COMPANY'S ARGUMENTS:
4.1 It is the Company's position that WMS had been addressed and agreed within the context of the October 2000 Operations Change Agreement. Workers were remunerated as part of that Agreement.
2. WMS will not involve a "substantial" change to existing work practices and can only be viewed as normal ongoing change. The changes involved are insufficient to justify compensation in isolation. The introduction of WMS will not have an adverse effect on job security, manning levels, or overtime earnings. The system is about traceability not productivity.
3. The Union's refusal to co-operate with the Company on the introduction of WMS has had serious implications for the Company It was expected that WMS would be implemented by March 2005, following training in early 2005. This has now been substantially delayed.
4. The requirement to implement WMS was identified as far back as 2000 and reference was made to its introduction and was addressed as in the 2000 agreement as part of a package of measures agreed to at the time. Therefore no further payment is warranted for it.
5. The Company has invested heavily in the introduction of WMS to comply with the legislative requirements and in turn therefore has invested in the Company's future.

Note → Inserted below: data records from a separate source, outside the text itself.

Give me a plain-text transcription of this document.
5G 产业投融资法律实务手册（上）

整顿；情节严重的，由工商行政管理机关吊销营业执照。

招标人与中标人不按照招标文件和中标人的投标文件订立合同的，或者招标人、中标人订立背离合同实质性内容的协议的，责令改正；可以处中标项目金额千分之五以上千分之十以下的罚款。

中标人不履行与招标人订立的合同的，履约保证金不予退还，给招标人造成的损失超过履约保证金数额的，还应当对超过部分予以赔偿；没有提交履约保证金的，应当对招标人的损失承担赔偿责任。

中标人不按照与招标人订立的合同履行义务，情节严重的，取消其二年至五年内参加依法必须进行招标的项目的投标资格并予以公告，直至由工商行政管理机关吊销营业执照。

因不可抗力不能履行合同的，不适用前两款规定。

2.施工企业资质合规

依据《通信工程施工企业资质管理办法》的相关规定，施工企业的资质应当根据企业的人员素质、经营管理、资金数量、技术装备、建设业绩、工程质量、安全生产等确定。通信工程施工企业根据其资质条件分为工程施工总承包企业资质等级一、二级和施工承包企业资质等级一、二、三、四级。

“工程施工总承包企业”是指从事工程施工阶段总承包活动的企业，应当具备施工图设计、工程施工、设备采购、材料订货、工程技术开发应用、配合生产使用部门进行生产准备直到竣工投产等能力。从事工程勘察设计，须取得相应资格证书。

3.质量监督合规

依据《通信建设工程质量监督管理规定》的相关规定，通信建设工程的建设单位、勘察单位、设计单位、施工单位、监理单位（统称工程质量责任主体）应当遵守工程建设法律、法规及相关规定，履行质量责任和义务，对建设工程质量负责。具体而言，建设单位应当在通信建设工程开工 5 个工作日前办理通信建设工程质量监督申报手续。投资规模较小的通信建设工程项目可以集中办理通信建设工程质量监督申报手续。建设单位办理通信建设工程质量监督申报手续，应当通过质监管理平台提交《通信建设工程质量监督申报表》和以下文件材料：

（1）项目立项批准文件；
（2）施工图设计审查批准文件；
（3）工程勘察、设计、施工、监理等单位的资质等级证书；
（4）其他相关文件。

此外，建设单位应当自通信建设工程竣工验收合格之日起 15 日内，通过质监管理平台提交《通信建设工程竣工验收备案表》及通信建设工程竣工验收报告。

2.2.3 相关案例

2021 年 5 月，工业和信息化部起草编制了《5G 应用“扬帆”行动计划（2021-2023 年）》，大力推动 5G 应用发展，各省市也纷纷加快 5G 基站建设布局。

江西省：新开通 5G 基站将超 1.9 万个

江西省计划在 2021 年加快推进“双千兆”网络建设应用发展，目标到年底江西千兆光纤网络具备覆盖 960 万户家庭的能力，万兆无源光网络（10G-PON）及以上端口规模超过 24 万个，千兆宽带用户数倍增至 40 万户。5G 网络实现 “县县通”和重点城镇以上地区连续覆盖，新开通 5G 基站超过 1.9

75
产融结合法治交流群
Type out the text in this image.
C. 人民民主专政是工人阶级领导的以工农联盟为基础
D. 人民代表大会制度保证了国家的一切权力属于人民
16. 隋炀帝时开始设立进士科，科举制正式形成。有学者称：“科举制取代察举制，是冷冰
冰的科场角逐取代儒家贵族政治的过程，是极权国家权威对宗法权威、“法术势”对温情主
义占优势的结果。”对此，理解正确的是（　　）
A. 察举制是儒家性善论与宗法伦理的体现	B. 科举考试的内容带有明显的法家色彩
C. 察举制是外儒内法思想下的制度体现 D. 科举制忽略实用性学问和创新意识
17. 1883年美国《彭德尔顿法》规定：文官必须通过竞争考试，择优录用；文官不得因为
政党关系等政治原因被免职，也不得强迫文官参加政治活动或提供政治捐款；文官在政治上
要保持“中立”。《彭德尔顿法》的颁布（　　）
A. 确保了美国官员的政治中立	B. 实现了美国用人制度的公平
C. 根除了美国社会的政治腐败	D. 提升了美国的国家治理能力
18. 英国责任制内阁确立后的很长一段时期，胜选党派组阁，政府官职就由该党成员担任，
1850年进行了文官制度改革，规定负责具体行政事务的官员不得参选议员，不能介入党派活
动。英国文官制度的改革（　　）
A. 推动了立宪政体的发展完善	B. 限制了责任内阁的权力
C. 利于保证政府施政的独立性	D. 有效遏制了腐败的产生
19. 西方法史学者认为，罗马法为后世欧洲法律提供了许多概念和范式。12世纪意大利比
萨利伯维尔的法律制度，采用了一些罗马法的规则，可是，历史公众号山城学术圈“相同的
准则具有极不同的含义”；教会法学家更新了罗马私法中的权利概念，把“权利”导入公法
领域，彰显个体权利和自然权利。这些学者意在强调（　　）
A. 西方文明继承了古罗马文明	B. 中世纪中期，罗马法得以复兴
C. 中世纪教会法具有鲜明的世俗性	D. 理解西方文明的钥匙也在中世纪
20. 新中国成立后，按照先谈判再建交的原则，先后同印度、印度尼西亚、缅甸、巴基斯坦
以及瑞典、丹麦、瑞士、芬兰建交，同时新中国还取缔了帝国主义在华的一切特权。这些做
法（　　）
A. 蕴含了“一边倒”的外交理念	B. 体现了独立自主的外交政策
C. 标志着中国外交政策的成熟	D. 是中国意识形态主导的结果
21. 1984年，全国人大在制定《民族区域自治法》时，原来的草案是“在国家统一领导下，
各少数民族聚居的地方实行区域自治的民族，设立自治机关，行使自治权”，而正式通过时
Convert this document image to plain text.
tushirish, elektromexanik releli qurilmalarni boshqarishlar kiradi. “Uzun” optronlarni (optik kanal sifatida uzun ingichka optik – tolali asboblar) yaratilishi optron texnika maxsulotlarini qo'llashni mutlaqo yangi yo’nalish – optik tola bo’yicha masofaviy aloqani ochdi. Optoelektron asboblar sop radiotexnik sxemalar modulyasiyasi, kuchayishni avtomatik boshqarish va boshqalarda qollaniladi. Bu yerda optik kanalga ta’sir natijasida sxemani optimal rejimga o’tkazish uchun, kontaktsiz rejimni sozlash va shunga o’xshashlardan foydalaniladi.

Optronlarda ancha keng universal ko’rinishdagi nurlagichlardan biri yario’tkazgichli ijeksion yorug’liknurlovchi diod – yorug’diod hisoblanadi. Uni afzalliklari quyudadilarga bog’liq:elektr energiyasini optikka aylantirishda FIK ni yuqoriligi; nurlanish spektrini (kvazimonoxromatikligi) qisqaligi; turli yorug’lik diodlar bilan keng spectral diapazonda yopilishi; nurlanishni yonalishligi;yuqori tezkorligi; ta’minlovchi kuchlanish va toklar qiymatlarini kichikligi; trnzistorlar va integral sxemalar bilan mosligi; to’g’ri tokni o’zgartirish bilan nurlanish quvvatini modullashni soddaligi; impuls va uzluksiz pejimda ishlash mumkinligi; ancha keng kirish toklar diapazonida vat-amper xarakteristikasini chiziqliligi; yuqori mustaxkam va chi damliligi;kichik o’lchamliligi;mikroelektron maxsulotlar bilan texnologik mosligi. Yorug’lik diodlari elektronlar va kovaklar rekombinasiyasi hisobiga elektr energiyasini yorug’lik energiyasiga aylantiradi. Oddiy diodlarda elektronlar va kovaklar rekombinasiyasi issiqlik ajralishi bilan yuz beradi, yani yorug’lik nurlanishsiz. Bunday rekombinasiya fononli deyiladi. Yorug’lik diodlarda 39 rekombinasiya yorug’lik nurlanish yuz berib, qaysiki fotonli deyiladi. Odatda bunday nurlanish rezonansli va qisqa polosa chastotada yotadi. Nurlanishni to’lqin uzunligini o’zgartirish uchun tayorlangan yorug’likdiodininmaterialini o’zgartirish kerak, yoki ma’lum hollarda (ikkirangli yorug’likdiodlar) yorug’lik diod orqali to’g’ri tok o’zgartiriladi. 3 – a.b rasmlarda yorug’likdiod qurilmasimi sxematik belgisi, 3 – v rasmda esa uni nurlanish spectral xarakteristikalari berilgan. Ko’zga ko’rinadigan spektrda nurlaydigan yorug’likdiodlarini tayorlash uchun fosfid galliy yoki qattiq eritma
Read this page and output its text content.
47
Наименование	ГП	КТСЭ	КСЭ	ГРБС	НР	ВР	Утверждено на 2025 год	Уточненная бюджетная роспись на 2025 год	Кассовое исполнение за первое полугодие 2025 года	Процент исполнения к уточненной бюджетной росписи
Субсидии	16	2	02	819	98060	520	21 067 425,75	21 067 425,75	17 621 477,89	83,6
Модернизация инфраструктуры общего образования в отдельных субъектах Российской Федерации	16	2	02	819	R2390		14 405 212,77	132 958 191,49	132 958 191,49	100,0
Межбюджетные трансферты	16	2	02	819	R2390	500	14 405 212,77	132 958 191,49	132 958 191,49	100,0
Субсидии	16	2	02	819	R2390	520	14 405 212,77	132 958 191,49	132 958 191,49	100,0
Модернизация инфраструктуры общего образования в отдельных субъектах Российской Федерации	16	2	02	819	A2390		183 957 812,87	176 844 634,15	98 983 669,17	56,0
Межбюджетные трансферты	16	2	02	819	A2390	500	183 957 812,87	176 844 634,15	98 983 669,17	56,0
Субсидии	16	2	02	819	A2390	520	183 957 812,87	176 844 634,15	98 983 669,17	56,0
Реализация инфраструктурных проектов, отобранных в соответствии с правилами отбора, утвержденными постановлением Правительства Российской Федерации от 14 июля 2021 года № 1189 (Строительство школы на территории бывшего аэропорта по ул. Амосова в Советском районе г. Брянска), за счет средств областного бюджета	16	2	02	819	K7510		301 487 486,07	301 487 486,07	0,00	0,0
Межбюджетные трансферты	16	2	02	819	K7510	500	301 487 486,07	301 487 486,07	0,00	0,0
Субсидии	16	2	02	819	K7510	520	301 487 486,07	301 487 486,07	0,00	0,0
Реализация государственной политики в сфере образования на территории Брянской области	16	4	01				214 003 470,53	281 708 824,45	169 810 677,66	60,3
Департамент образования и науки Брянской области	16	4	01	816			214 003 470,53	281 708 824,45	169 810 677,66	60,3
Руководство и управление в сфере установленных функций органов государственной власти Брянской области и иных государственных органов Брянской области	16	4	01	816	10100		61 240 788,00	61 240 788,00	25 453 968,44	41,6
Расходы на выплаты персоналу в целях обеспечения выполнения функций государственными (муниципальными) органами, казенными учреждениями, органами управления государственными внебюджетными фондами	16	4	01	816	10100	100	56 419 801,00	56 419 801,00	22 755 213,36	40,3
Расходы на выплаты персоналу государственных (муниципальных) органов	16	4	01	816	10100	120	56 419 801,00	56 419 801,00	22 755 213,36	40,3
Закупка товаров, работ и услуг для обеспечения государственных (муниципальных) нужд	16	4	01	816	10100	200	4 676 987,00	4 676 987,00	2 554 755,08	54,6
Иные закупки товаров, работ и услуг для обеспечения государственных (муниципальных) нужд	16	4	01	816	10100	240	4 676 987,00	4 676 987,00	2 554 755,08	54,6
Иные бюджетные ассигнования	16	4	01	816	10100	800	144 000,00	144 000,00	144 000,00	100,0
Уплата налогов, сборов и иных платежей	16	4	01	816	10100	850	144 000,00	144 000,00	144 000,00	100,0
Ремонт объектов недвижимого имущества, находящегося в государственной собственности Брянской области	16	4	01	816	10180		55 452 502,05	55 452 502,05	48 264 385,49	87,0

6. The Company do not agree with the Union's assertion that the implementation of WMS involves "substantial change" or that "discussion" means negotiation.
RECOMMENDATION:
The Court notes that the only issue before it is the correct interpretation of an agreement entered into between the parties in 2000. The wording of the agreement is somewhat unclear and is open to more than one viable interpretation. It is however clear that the agreement provides for the introduction of WMS and requires the cooperation of all staff that are required to operate the system.
It is equally clear that the introduction to the relevant clause in the 2000 Agreement provides that the new system will be introduced in line with previous agreements. The most relevant previous agreement is that concluded in 1996 on the introduction of new technology. This is essentially an enabling provision which allows for the introduction of new technology when required by the exigencies of business. It does, however, provide that where the introduction of new technology results in substantial change and/or increase in job responsibility it will be the subject of discussion between the parties.
It seems to the Court that the introduction to the agreement of 2000 requires that it be read in conjunction with the agreement of 1996. On that interpretation the company are entitled to introduce the technology associated with the WMS system and the Union are required to cooperate with its introduction. However if the introduction of the system has the effect in practice of bringing about substantial change and /or increase in job responsibility discussions should take place between the parties on an appropriate response, in line with previous custom and practice.
On the basis of this understanding of the agreement the Court recommends that the current impasse be resolved as follows:
1. The Union should now agree to the introduction of WMS and should continue to operate the system as required.
2. The parties should have discussions, in the context of the 1996 agreement, without precondition on either side.
3. These discussions should continue for a period of not more than three months, after which outstanding issues should be referred back to the Court.
Signed on behalf of the Labour Court
Kevin Duffy
28th September, 2005______________________
JBChairman
NOTE
Enquiries concerning this Recommendation should be addressed to Jackie Byrne, Court Secretary.